Open source web crawler implementation to ingest data into MarkLogic

================== ML Crawler ==================
This crawler wrapes the functionality provided by open-source crawler.
It takes crawling instructions in xml format and returns returns the 
crawling results in XML format for ML Ingestion
		*** For internal use only ***

Steps:
1. Unzip the folder 
2. Folder Structure:
 	a) ML-Crawler.jar: Jar file which wrapes the functionality provided by the open source crawler. 
 	b) sample:
 		sample configuration file
 	b) setup: 
 	   	setup files should not be touched 
 	     i)  functions.xml
 	     ii) xquery.xml
 	     iii) crawler.xml
 	c) configurations:     
 	   This folder is the placeholder for the crawling instructions 
 		This folder is the place-holder for the crawling-instruction (e.g. sample-setup.xml).

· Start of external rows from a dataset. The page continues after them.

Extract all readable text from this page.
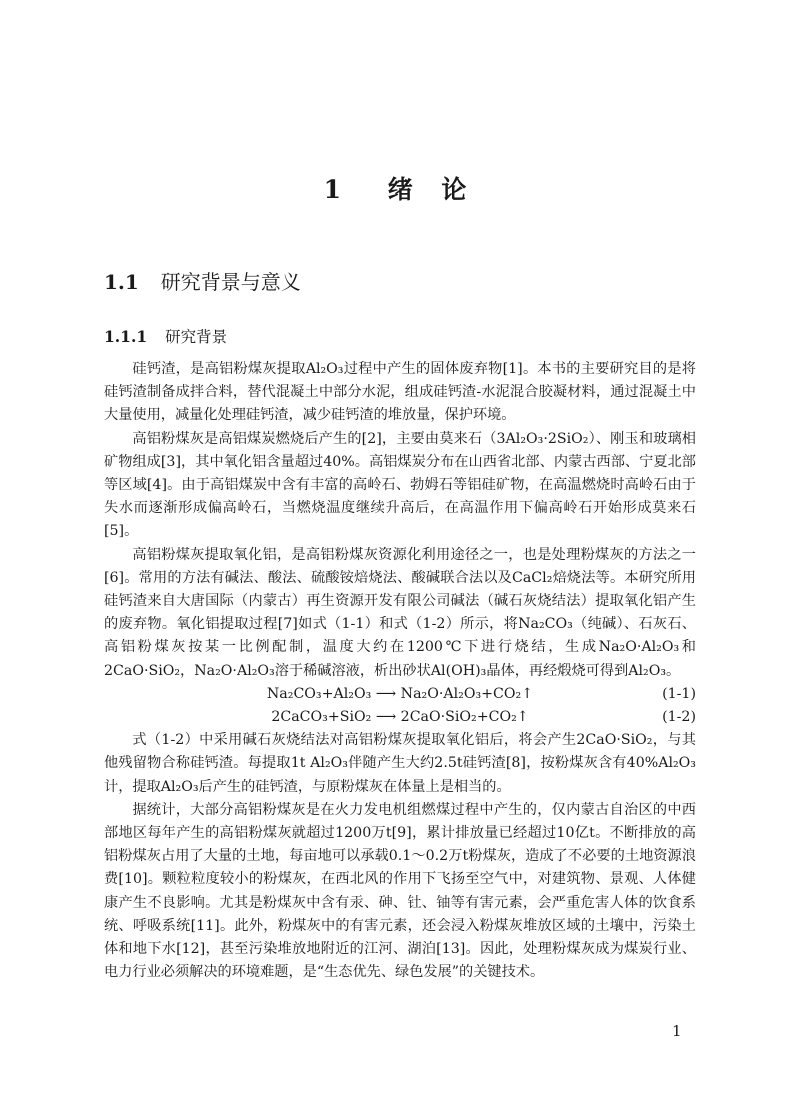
1 绪 论
1.1 研究背景与意义
1.1.1 研究背景

硅钙渣，是高铝粉煤灰提取Al₂O₃过程中产生的固体废弃物[1]。本书的主要研究目的是将硅钙渣制备成拌合料，替代混凝土中部分水泥，组成硅钙渣-水泥混合胶凝材料，通过混凝土中大量使用，减量化处理硅钙渣，减少硅钙渣的堆放量，保护环境。

高铝粉煤灰是高铝煤炭燃烧后产生的[2]，主要由莫来石（3Al₂O₃·2SiO₂）、刚玉和玻璃相矿物组成[3]，其中氧化铝含量超过40%。高铝煤炭分布在山西省北部、内蒙古西部、宁夏北部等区域[4]。由于高铝煤炭中含有丰富的高岭石、勃姆石等铝硅矿物，在高温燃烧时高岭石由于失水而逐渐形成偏高岭石，当燃烧温度继续升高后，在高温作用下偏高岭石开始形成莫来石[5]。

高铝粉煤灰提取氧化铝，是高铝粉煤灰资源化利用途径之一，也是处理粉煤灰的方法之一[6]。常用的方法有碱法、酸法、硫酸铵焙烧法、酸碱联合法以及CaCl₂焙烧法等。本研究所用硅钙渣来自大唐国际（内蒙古）再生资源开发有限公司碱法（碱石灰烧结法）提取氧化铝产生的废弃物。氧化铝提取过程[7]如式（1-1）和式（1-2）所示，将Na₂CO₃（纯碱）、石灰石、高铝粉煤灰按某一比例配制，温度大约在1200℃下进行烧结，生成Na₂O·Al₂O₃和2CaO·SiO₂，Na₂O·Al₂O₃溶于稀碱溶液，析出砂状Al(OH)₃晶体，再经煅烧可得到Al₂O₃。

Na₂CO₃+Al₂O₃ ⟶ Na₂O·Al₂O₃+CO₂↑	(1-1)
2CaCO₃+SiO₂ ⟶ 2CaO·SiO₂+CO₂↑	(1-2)

式（1-2）中采用碱石灰烧结法对高铝粉煤灰提取氧化铝后，将会产生2CaO·SiO₂，与其他残留物合称硅钙渣。每提取1t Al₂O₃伴随产生大约2.5t硅钙渣[8]，按粉煤灰含有40%Al₂O₃计，提取Al₂O₃后产生的硅钙渣，与原粉煤灰在体量上是相当的。

据统计，大部分高铝粉煤灰是在火力发电机组燃煤过程中产生的，仅内蒙古自治区的中西部地区每年产生的高铝粉煤灰就超过1200万t[9]，累计排放量已经超过10亿t。不断排放的高铝粉煤灰占用了大量的土地，每亩地可以承载0.1～0.2万t粉煤灰，造成了不必要的土地资源浪费[10]。颗粒粒度较小的粉煤灰，在西北风的作用下飞扬至空气中，对建筑物、景观、人体健康产生不良影响。尤其是粉煤灰中含有汞、砷、钍、铀等有害元素，会严重危害人体的饮食系统、呼吸系统[11]。此外，粉煤灰中的有害元素，还会浸入粉煤灰堆放区域的土壤中，污染土体和地下水[12]，甚至污染堆放地附近的江河、湖泊[13]。因此，处理粉煤灰成为煤炭行业、电力行业必须解决的环境难题，是“生态优先、绿色发展”的关键技术。

1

 		Crawler requires the following items to be configured prior to executing, for specifying the items, you would need to do a 'view-source' on the html page
 		
 		<!-- ======== Defining the crawling premise =========== -->
 		<?xml version="1.0" encoding="UTF-8"?>
			<config charset="ISO-8859-1">
		    <include path="..//setup//functions.xml"/>
    	 	<!-- Crawling definition begins here -->
    		<var-def name="products">    
        		<call name="download-multipage-list">
            		<call-param name="pageUrl">http://topsy.com/s?q=Nyquil</call-param> <!-- Define the URL to be crawled  -->
            		<call-param name="nextXPath">//a[starts-with(., 'next')]/@href</call-param> <!-- Define the HTML pattern to determine the next page URL for paginated content  -->
            		<call-param name="itemXPath">//span[@class="twitter-post-text translatable language-en"]</call-param> <!-- Define the HTML pattern to capture desired content  -->
            		<call-param name="maxloops">10</call-param><!-- Looping variable to define the number of iterations crawler should perform  -->
        		</call>
    		</var-def>
 		<!-- ========== Building the result files =============== -->
 		<!-- iterates over all crawled items and extract desired data -->
    	<file action="write" path="nyquil.xml" charset="UTF-8"> <!-- Set the output filename  -->
       
       	<!-- build the basic doc structure -->
       	<![CDATA[ <reviews> ]]> 
        <loop item="item" index="i">
            <list><var name="products"/></list>
            <body>
                <xquery>
                    <xq-param name="item" type="node()"><var name="item"/></xq-param>
                    <xq-expression><![CDATA[
                            declare variable $item as node() external;
                             <!-- Specify the HTML pattern to capture the text  -->
                            let $desc := data($item//*[@class='twitter-post-text translatable language-en'])
                            let $user := data($item//*[@class='author-name'])
                                return
                                    <review>
                                        <comment>{normalize-space($desc)}</comment>
										<reviewer>{normalize-space($user)}</reviewer>                                        
                                    </review>
                    ]]></xq-expression>
                </xquery>
            </body>
        </loop>
        <![CDATA[ </reviews> ]]>
    	</file>
		</config>
 3. Once the setup file is place in the folder, open terminal/command prompt and run the following command
    	java -jar ML-Crawler.jar
    
 4. After execution, you will have the results stored in the folder that you defined in the xml above.